The game can be hard and frustrating and it isn’t very helpful at teaching you. If you have played bridge building games before, you know what to do; if you have not, you may want to start elsewhere and work up to this. Even the core game that is required for this expansion doesn’t do much guiding for new engineers. If you are a person who likes to build, but prefers direction, you can probably look up a guide and build your creations as if it were a LEGO set.

Trains is very good at creating the addictive “one more try” feeling as you rack up failures and are dying for a win, or when you have hit a groove and it all seems to go your way. I found myself pumping my fist when I finally overcame a tough challenge, or when I managed a success on the first try. There really can be great feelings of accomplishment, especially when the locomotive makes it across your Frankenbridge just as it all comes crumbling down.

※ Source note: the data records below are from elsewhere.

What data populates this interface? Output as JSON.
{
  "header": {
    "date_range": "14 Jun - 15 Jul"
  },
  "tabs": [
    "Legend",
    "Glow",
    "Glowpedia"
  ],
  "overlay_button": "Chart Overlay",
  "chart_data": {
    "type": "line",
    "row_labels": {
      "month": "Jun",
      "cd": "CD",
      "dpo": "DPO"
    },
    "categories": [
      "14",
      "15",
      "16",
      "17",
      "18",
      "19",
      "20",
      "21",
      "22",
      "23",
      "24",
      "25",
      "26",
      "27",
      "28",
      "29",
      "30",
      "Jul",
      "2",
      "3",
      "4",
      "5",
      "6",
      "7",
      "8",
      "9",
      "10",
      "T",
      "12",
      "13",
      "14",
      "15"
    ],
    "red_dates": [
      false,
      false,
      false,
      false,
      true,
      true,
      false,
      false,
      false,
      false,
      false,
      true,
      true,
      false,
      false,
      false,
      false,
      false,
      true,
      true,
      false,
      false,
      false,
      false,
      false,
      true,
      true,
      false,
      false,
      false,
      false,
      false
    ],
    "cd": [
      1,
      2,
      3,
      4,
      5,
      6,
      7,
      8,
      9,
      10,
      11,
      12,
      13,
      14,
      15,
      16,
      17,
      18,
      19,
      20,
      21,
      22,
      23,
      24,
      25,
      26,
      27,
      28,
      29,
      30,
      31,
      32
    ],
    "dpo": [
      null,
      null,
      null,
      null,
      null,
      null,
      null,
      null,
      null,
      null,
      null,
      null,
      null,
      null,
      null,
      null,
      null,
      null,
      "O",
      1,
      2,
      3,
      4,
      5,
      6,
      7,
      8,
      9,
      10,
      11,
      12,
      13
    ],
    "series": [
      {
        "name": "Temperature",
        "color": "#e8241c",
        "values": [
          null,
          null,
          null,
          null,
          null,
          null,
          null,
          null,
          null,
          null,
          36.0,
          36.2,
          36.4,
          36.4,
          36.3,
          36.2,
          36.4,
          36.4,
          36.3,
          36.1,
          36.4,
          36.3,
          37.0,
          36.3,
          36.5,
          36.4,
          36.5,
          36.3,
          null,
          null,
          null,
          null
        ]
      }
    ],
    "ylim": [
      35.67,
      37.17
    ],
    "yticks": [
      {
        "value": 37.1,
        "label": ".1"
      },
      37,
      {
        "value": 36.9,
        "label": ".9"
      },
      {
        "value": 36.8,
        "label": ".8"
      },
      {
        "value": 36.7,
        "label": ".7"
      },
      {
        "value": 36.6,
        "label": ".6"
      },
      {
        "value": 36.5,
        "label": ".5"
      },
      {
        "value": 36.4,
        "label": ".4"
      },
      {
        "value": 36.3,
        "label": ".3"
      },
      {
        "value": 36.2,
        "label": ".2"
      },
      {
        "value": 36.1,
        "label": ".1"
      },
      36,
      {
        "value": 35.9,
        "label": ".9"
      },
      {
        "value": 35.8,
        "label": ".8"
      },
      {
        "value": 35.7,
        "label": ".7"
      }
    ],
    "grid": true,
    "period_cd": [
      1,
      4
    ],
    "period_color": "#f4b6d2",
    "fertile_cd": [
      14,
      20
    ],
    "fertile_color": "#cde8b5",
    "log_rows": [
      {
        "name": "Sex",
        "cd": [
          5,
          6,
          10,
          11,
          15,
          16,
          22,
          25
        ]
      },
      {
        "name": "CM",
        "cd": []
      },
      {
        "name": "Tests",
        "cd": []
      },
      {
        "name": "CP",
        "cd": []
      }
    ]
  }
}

The graphics are sharp and clear for the most part, but the backgrounds can be a bit fuzzy and low res. It is all pleasant enough to look at, but it is fairly sterile and lacks personality. It started its life as a mobile game 4 years ago, and it shows. The sound effects are simple but great; hearing train chug across your bridge before your latest masterwork collapses in a heap with the dulcet tones of steal and wood colliding as they make their way to the canyon floor, train included, just makes you feel good.  Meanwhile, the music is serviceable and makes for decent background noise, but I found myself turning it off after a while.

The game could really use a sandbox type mode, one where you can build regardless of budget. Sometimes you just want to have fun and build a monstrous nightmare bridge, but the game keeps you in check. The progression could be a bit friendlier, as you have to take on levels in a mostly linear order. This means that if one stage has you stymied, you may just give up on the game. If you had more choices you could go and get refreshed, then come back and tackle the problem anew.

For a $2.99 expansion, Trains features a good amount of content. Even though it doesn’t change the core game much, there is something supremely satisfying in failure when it leads to a cargo train flipping cartwheels in the sky as your bridge dissolves in to so much kindling. The ridiculous physics for the trains is much more enjoyable to watch than the cars and trucks in Bridge Constructor ever were.

Short Attention Span Summary:

If you like playing civil engineer there are worse ways to spend your time than Bridge Constructors: Trains, then again, there are also better ways. Trains gave me about 8 hours of entertainment that was addictive and rewarding, but the entire time I played I couldn’t help but feel it was unnecessarily restrictive too. If you really want to test your mettle by helping trains cross chasms, this is the place to be.